Slashdot Mirror


A Useful Grammar Checker?

burtdub asks: "With the amount of raw text data available, there seems to be no shortage of ambitious language projects on the horizon, from Universal Language Translators to Junk Email Filtering. However, the mess that is the English language still seems to elude commercial attempts while being relatively ignored by the open source community. What would it take to make a useful, functional grammar checker?"

13 of 503 comments (clear)

  1. Make it for Latin by ari_j · · Score: 5, Interesting

    The best way to write a useful grammar checker is to write it for a language with a rational syntax.

    1. Re:Make it for Latin by parvenu74 · · Score: 5, Interesting

      Rational syntax? Latin? It's one of the few languages in which you can scramble the order of the words in the sentence and not loose any meaning because the word carries enough meta-data in the form of all of the various endings. Heck, regular verbs alone have 140 different forms, and irregular verbs are exactly that, with unique endings per item.
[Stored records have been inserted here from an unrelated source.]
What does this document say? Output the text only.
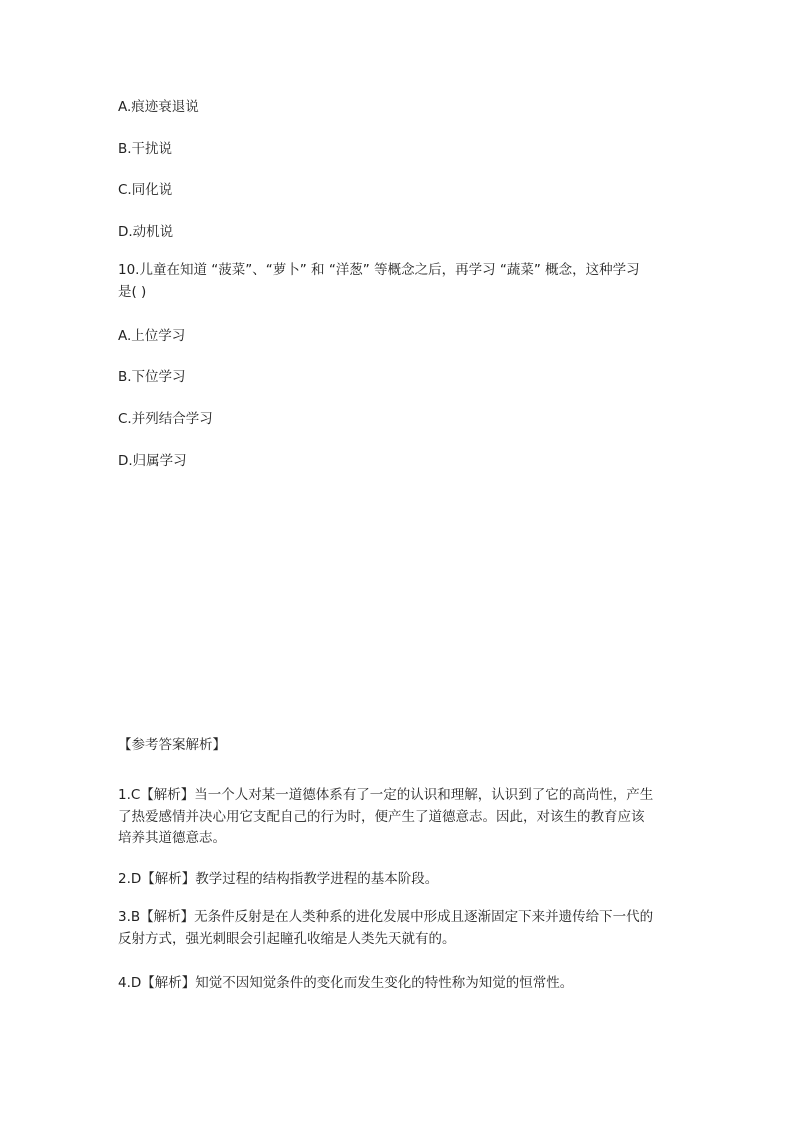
A.痕迹衰退说
B.干扰说
C.同化说
D.动机说
10.儿童在知道 “菠菜”、“萝卜” 和 “洋葱” 等概念之后，再学习 “蔬菜” 概念，这种学习
是( )
A.上位学习
B.下位学习
C.并列结合学习
D.归属学习
【参考答案解析】
1.C【解析】当一个人对某一道德体系有了一定的认识和理解，认识到了它的高尚性，产生
了热爱感情并决心用它支配自己的行为时，便产生了道德意志。因此，对该生的教育应该
培养其道德意志。
2.D【解析】教学过程的结构指教学进程的基本阶段。
3.B【解析】无条件反射是在人类种系的进化发展中形成且逐渐固定下来并遗传给下一代的
反射方式，强光刺眼会引起瞳孔收缩是人类先天就有的。
4.D【解析】知觉不因知觉条件的变化而发生变化的特性称为知觉的恒常性。
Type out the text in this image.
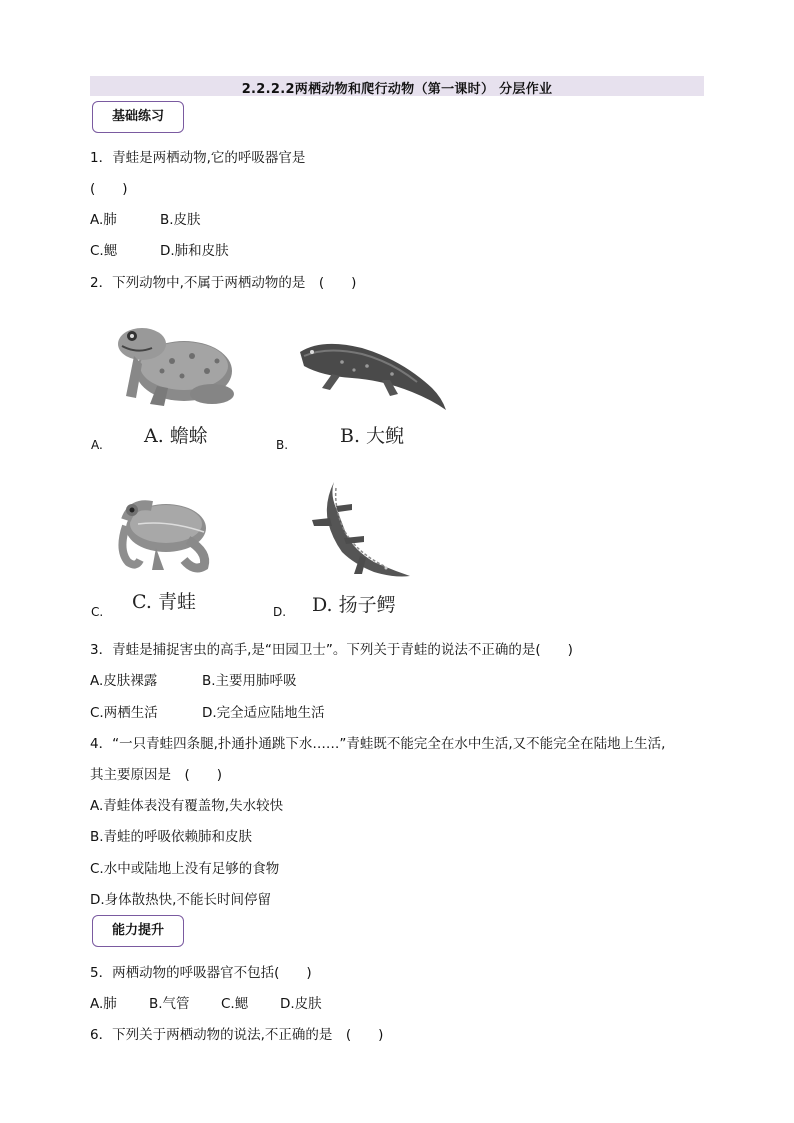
2.2.2.2两栖动物和爬行动物（第一课时） 分层作业
基础练习
1．青蛙是两栖动物,它的呼吸器官是
(　　)
A.肺	B.皮肤
C.鳃	D.肺和皮肤
2．下列动物中,不属于两栖动物的是　(　　)
A. 蟾蜍
A.	B. 大鲵
B.
C. 青蛙
C.	D. 扬子鳄
D.
3．青蛙是捕捉害虫的高手,是“田园卫士”。下列关于青蛙的说法不正确的是(　　)
A.皮肤裸露	B.主要用肺呼吸
C.两栖生活	D.完全适应陆地生活
4．“一只青蛙四条腿,扑通扑通跳下水……”青蛙既不能完全在水中生活,又不能完全在陆地上生活,
其主要原因是　(　　)
A.青蛙体表没有覆盖物,失水较快
B.青蛙的呼吸依赖肺和皮肤
C.水中或陆地上没有足够的食物
D.身体散热快,不能长时间停留
能力提升
5．两栖动物的呼吸器官不包括(　　)
A.肺 B.气管 C.鳃 D.皮肤
6．下列关于两栖动物的说法,不正确的是　(　　)
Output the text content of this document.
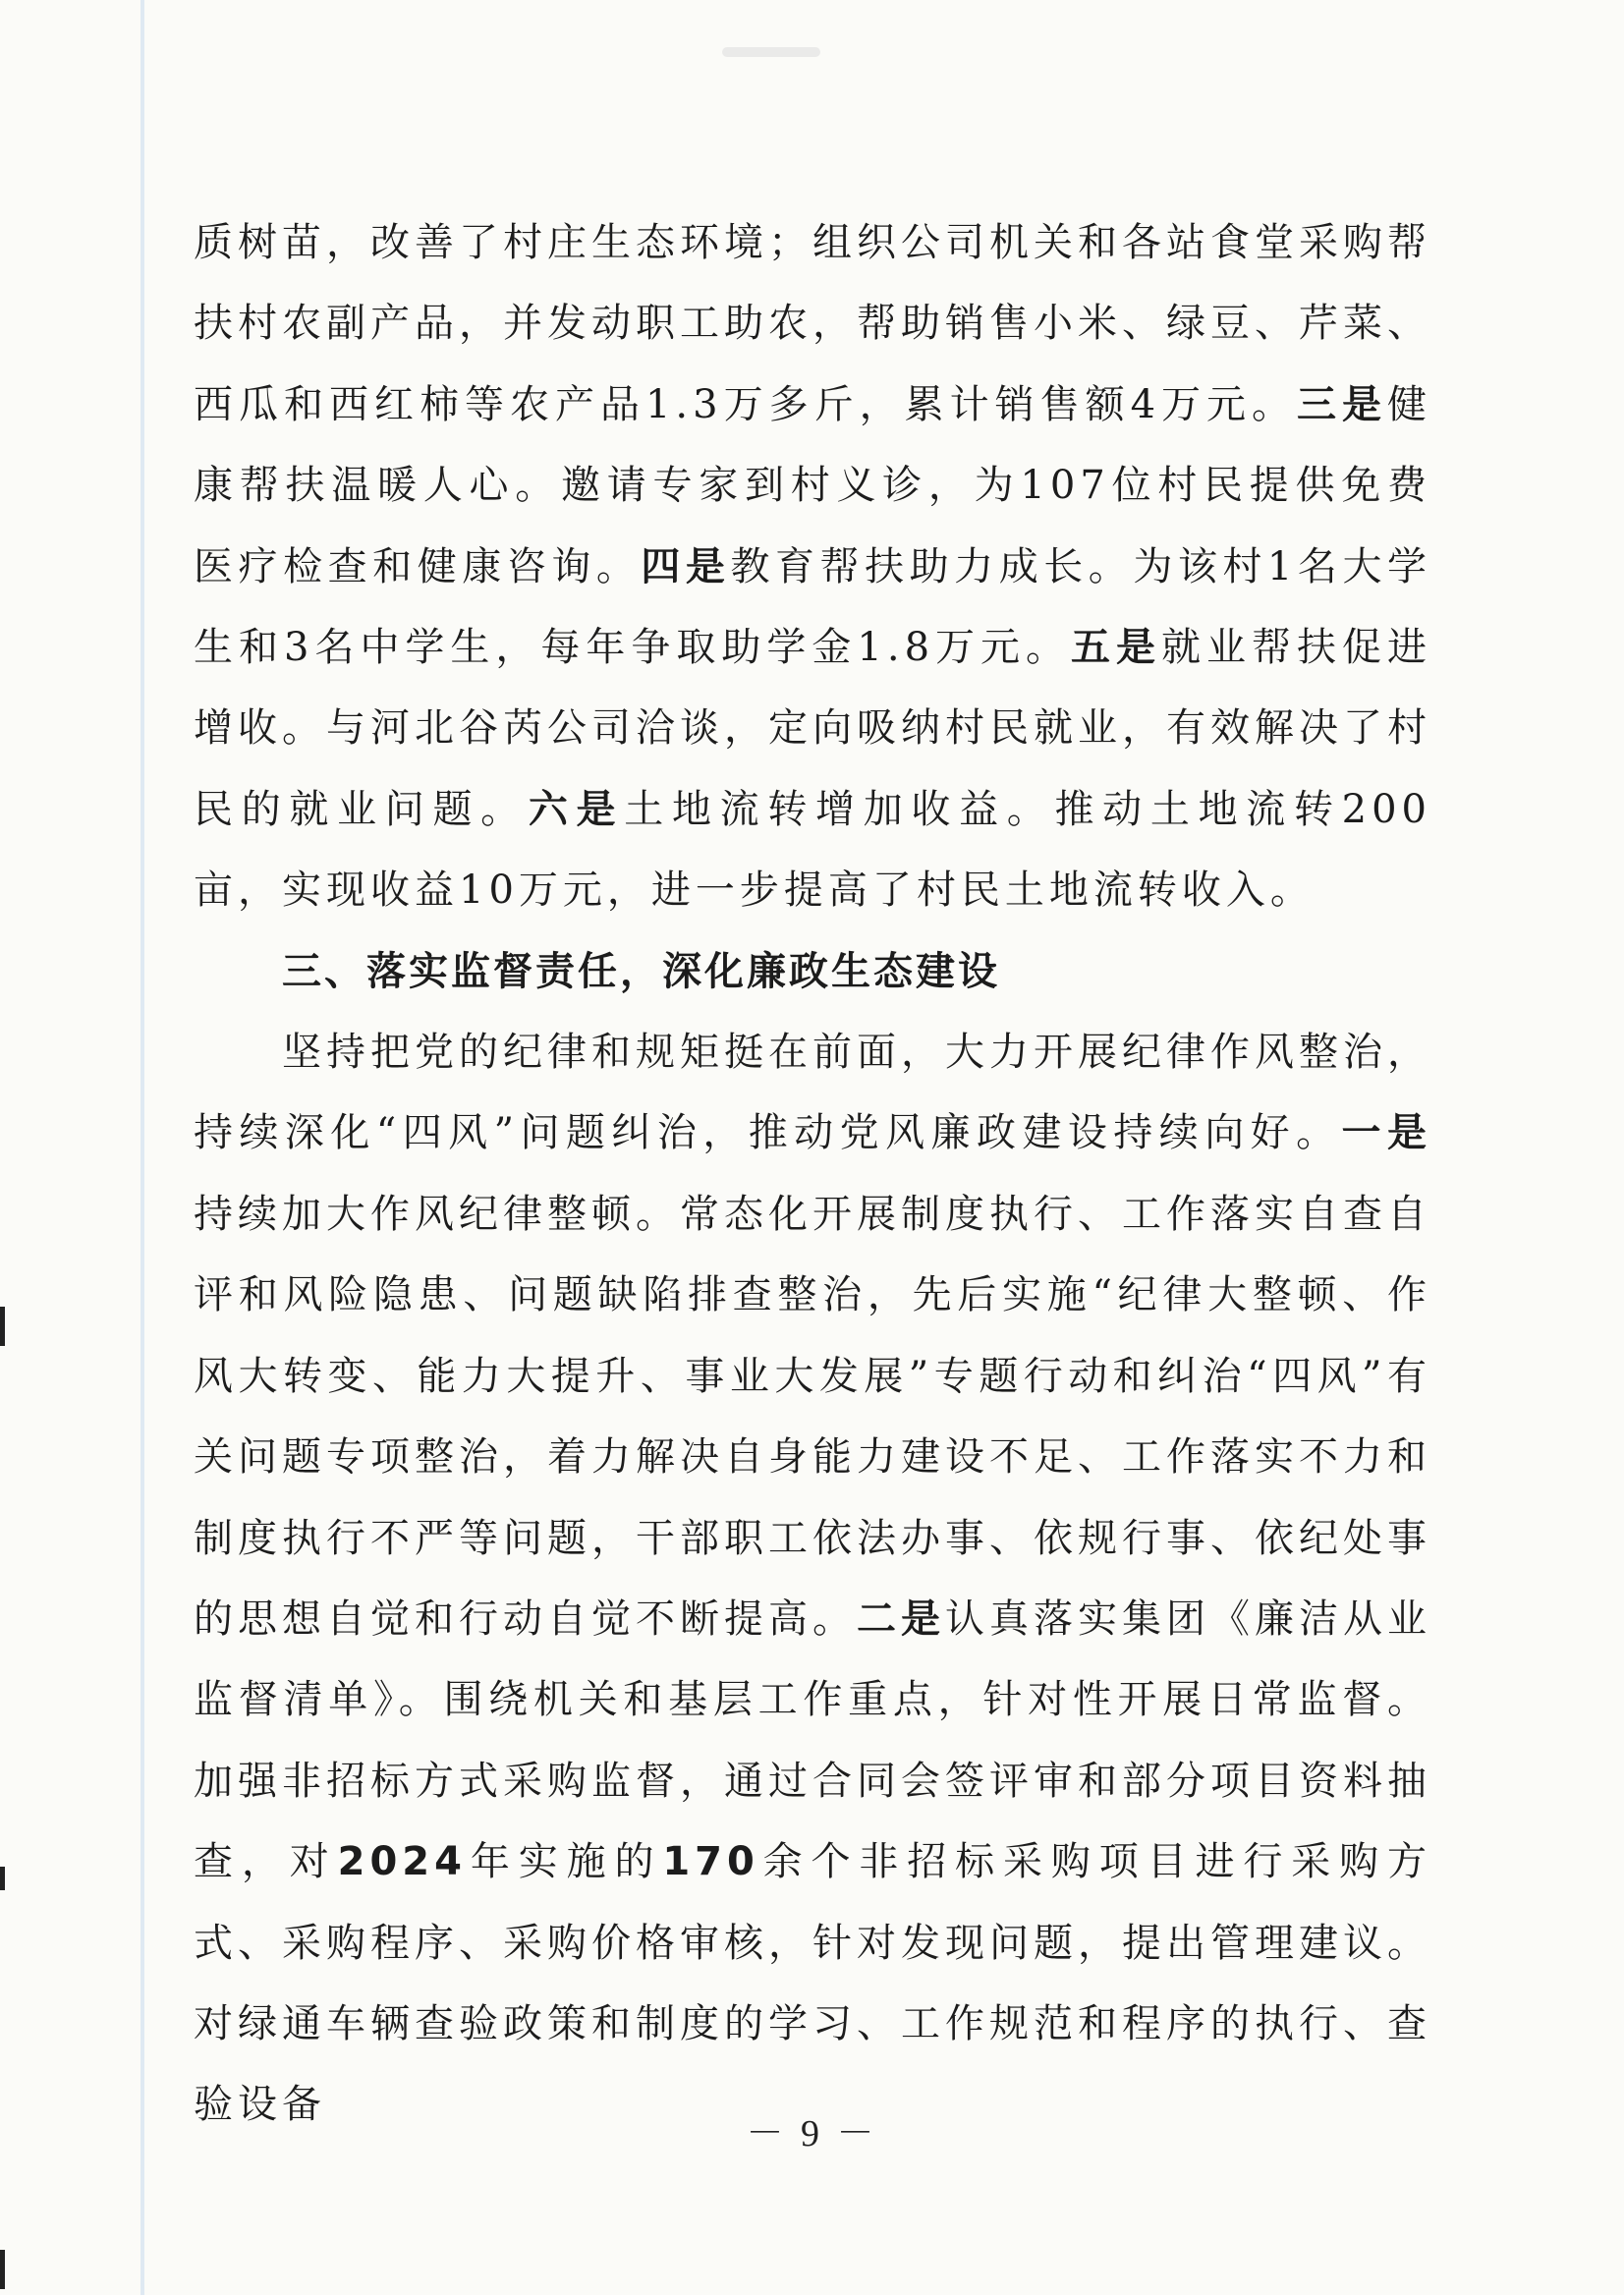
质树苗，改善了村庄生态环境；组织公司机关和各站食堂采购帮扶村农副产品，并发动职工助农，帮助销售小米、绿豆、芹菜、西瓜和西红柿等农产品1.3万多斤，累计销售额4万元。三是健康帮扶温暖人心。邀请专家到村义诊，为107位村民提供免费医疗检查和健康咨询。四是教育帮扶助力成长。为该村1名大学生和3名中学生，每年争取助学金1.8万元。五是就业帮扶促进增收。与河北谷芮公司洽谈，定向吸纳村民就业，有效解决了村民的就业问题。六是土地流转增加收益。推动土地流转200亩，实现收益10万元，进一步提高了村民土地流转收入。

三、落实监督责任，深化廉政生态建设

坚持把党的纪律和规矩挺在前面，大力开展纪律作风整治，持续深化“四风”问题纠治，推动党风廉政建设持续向好。一是持续加大作风纪律整顿。常态化开展制度执行、工作落实自查自评和风险隐患、问题缺陷排查整治，先后实施“纪律大整顿、作风大转变、能力大提升、事业大发展”专题行动和纠治“四风”有关问题专项整治，着力解决自身能力建设不足、工作落实不力和制度执行不严等问题，干部职工依法办事、依规行事、依纪处事的思想自觉和行动自觉不断提高。二是认真落实集团《廉洁从业监督清单》。围绕机关和基层工作重点，针对性开展日常监督。加强非招标方式采购监督，通过合同会签评审和部分项目资料抽查，对2024年实施的170余个非招标采购项目进行采购方式、采购程序、采购价格审核，针对发现问题，提出管理建议。对绿通车辆查验政策和制度的学习、工作规范和程序的执行、查验设备

－ 9 －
And who's to say that the "nominative-ablative-dative-accusative-verb" syntactical ordering is either correct or ideal? Cicero doesn't write like that half of the time and Caesar almost never did in his "Gallic Wars." And consider that the Catholic Church, which has used Latin as its official language longer than the Romans did, has adopted a simplified vulgatum form officially, not that the various Popes and writers throughout the centuries have bothered to use that instead of the higher-browed Classical Latin.... whose rules are you proposing to follow?

      English might actually be an easier task than trying to parse Latin.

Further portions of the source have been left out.